The glen certainly has a bleak, damp look about it still.

So, with winter’s reduced outdoor chores, I’m happy to stay inside armed with my paint brush and my latest Playaway book, ‘The Woodcutter’ by Reginald Hill. This is certainly a more absorbing story than the last one (although that was entertaining) and has me gripped!

Wolf Hadden’s life was a fairytale – successful businessman and adored husband. but a knock on the door one morning ends it all. Universally reviled, thrown into prison, Wolf retreats int silence. Seven years later Wolf begins to talk to the prison psychiatrist and receives parole to return home. But there’s a mysterious period in Wolf’s past when he was known as the Woodcutter. Now the Woodcutter is back, looking for truth and revenge.”

Anyway, accompanied by some great story-telling, my portrait of Hamie is now complete and I have to say that I’m more pleased with this painting than anything else which I’ve done for quite some time –  and Kevin likes it too! (On the strength of  this one piece of work, he has now decided that I should take up a winter career of painting pet portraits! I guess it’s nice to have one fan at least!) However, it doesn’t matter what we think of it, does herself approve?  Well Hamie?
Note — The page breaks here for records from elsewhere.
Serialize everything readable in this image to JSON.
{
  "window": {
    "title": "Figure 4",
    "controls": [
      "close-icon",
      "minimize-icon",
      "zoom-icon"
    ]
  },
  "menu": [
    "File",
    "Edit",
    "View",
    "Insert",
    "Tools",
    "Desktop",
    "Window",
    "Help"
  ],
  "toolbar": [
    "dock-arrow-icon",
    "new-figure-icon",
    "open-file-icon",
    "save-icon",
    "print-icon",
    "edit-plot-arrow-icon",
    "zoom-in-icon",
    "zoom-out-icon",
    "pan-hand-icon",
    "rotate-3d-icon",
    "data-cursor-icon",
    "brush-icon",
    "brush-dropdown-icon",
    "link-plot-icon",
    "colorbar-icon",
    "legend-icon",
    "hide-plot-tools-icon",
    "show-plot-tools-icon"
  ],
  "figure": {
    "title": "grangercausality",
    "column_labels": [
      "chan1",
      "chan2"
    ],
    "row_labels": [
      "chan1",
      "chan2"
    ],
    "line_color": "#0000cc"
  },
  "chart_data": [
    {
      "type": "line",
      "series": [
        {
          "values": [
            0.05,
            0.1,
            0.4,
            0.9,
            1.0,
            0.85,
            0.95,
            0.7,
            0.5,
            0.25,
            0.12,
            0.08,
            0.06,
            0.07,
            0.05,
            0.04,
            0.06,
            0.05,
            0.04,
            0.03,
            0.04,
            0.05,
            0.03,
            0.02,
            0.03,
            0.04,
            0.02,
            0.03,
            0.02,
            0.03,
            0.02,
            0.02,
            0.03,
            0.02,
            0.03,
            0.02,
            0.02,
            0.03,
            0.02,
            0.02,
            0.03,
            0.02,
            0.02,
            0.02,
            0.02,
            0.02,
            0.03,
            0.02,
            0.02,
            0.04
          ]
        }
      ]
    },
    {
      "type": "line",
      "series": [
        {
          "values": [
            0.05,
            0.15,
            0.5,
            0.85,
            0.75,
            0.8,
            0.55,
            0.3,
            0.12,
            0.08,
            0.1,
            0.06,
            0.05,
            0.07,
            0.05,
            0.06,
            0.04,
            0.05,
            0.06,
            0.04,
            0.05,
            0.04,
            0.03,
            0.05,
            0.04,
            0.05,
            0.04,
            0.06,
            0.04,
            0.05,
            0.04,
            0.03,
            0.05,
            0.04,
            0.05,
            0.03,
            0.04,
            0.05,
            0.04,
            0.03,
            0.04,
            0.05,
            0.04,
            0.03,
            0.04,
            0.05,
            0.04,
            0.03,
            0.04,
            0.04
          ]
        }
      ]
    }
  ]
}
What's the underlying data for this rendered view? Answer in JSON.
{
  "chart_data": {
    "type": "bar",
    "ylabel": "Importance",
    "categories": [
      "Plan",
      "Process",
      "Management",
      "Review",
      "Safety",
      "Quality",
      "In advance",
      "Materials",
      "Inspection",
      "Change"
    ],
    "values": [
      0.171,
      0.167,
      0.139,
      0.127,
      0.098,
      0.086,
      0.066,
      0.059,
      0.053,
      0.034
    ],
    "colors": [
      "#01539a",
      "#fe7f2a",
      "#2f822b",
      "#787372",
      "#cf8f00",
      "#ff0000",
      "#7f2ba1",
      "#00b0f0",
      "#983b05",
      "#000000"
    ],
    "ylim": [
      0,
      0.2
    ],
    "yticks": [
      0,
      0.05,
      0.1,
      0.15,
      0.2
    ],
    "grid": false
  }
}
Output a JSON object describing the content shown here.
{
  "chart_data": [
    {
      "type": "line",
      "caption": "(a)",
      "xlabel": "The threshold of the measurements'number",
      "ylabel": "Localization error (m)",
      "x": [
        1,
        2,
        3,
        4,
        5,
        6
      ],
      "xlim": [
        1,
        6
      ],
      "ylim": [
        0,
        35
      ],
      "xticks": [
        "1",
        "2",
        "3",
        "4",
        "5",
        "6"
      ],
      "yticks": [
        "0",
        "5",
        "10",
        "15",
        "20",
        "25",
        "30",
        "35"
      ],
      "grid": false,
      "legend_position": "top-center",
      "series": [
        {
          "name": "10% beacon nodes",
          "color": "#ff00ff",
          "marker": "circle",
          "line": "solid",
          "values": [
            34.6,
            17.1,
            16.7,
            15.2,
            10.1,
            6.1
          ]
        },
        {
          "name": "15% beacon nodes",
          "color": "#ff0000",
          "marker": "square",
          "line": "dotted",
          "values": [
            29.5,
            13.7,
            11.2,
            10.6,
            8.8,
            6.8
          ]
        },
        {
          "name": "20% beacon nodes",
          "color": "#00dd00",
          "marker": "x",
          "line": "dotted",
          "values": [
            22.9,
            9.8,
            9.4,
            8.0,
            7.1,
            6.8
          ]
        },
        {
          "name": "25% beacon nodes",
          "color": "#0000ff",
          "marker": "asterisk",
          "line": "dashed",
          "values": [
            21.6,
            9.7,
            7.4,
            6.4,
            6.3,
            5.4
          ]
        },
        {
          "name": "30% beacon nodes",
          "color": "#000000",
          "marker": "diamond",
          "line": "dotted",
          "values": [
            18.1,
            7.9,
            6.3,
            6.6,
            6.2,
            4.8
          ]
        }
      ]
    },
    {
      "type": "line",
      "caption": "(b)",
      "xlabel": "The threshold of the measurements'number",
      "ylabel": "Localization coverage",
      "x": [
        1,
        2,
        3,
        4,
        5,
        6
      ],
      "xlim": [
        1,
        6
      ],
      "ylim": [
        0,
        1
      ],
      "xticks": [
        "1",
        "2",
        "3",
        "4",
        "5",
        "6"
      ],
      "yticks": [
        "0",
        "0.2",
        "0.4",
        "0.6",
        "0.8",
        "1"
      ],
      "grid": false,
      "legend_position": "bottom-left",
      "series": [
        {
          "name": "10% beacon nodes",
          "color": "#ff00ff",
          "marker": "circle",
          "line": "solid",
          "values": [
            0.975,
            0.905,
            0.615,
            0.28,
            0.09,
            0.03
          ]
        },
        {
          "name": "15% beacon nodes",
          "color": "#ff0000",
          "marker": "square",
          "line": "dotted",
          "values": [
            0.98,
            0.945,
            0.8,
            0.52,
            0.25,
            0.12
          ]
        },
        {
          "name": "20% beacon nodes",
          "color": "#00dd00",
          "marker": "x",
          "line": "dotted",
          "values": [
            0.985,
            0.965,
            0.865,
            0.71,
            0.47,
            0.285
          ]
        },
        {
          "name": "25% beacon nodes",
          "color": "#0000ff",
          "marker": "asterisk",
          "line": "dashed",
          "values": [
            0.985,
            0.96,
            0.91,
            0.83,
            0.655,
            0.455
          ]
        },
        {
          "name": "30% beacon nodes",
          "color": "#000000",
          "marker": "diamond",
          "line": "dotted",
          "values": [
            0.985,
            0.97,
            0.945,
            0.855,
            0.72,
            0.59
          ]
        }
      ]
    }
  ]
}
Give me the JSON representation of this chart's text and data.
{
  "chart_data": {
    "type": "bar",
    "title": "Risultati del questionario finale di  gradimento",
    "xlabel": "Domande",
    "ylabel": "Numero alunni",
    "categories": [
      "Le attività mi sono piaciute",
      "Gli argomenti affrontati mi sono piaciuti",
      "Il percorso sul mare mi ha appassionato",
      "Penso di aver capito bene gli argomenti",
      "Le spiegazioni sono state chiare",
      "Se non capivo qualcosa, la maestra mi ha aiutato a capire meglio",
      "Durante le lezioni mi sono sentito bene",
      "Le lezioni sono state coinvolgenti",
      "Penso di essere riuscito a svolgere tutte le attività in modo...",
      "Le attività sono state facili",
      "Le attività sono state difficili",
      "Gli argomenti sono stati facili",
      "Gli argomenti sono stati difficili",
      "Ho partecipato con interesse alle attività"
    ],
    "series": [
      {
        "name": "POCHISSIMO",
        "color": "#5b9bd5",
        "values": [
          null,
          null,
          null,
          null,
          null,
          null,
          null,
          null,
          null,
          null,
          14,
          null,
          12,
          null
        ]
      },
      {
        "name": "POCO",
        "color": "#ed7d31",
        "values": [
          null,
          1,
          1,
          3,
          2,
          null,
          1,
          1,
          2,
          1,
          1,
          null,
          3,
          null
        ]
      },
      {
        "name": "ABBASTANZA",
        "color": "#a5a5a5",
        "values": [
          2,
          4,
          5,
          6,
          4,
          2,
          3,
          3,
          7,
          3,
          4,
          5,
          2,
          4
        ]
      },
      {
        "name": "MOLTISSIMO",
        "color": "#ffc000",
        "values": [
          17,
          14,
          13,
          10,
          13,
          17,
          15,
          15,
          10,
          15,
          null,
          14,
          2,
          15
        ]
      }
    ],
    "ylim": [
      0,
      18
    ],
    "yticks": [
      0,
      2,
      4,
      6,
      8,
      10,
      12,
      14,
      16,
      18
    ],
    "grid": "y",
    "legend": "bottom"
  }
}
“Thank you for asking! It has to be said that it’s been a long time coming and I can’t believe that you succumbed to the inferior charms of those two queue-jumping felines! Of course I appreciate that you probably wished to practice with some mediocre moggies before tackling a subject with the poise and sophistication which oneself possesses in such abundance. I forgive you therefore, as on this occasion you really have saved the best until last – I think you even managed to catch one’s best side! (Although really, I would challenge you to find any of one’s sides which isn’t just purrrfect!) Just a thought, but for a small fee of let’s say, a dish of lightly poached white fish, I may be prepared to teach that Patchy wee Pest how to strike a more demure pose than her usual flat on her back with her legs in the air kind of approach. Sooo undignified.”

P.S. I’m also reading a ‘proper’ book at the moment; ‘The Things that Keep us Here’, a first novel by Carla Buckley. It’s your survival against all odds story after avian flu mutates and the ever feared pandemic takes place. An easy read but entertaining nonetheless.

Hey, that’s my box!

November 10, 2012

 ” I’ll tell you what,” says Hamie, “this driech November weather isn’t much fun for a girl. I mean, it’s so muddy out there (I blame those flat-footed, waddling things personally) that even life’s essential outdoor activities result in one’s paws getting in a dreadful state, the endless washing of them being quite exhausting! And that’s not the only problem. That young whippersnapper doesn’t appear to like the wet either. The young today, where’s their sense of adventure for goodness sake? Go climb a tree, pester the mice in the log-pile, STAY OUT OF MY SPACE! I mean honestly, I just find myself able to sneak into the out-of-bounds bedroom to attend to one’s paws and other damp bits and who decides to do the same thing? Really, one can only remain civil for so long and then action must be taken! Like invading her BOX!”

“Hey, that’s MY box!”

” And what are you going to do about it small-fry?”

“Well maybe I’ll just poke you out…

…or creep in behind you and PUSH you out!”

“Not on your nellie you patchy wee pest!”

“Humph”

“On second thoughts, you can keep the thing; far to cramped and rustic for such a purrrfectly, pulchritudinous pussy as oneself dear girl. Come back tomorrow for another lesson in WHO’S BOSS!”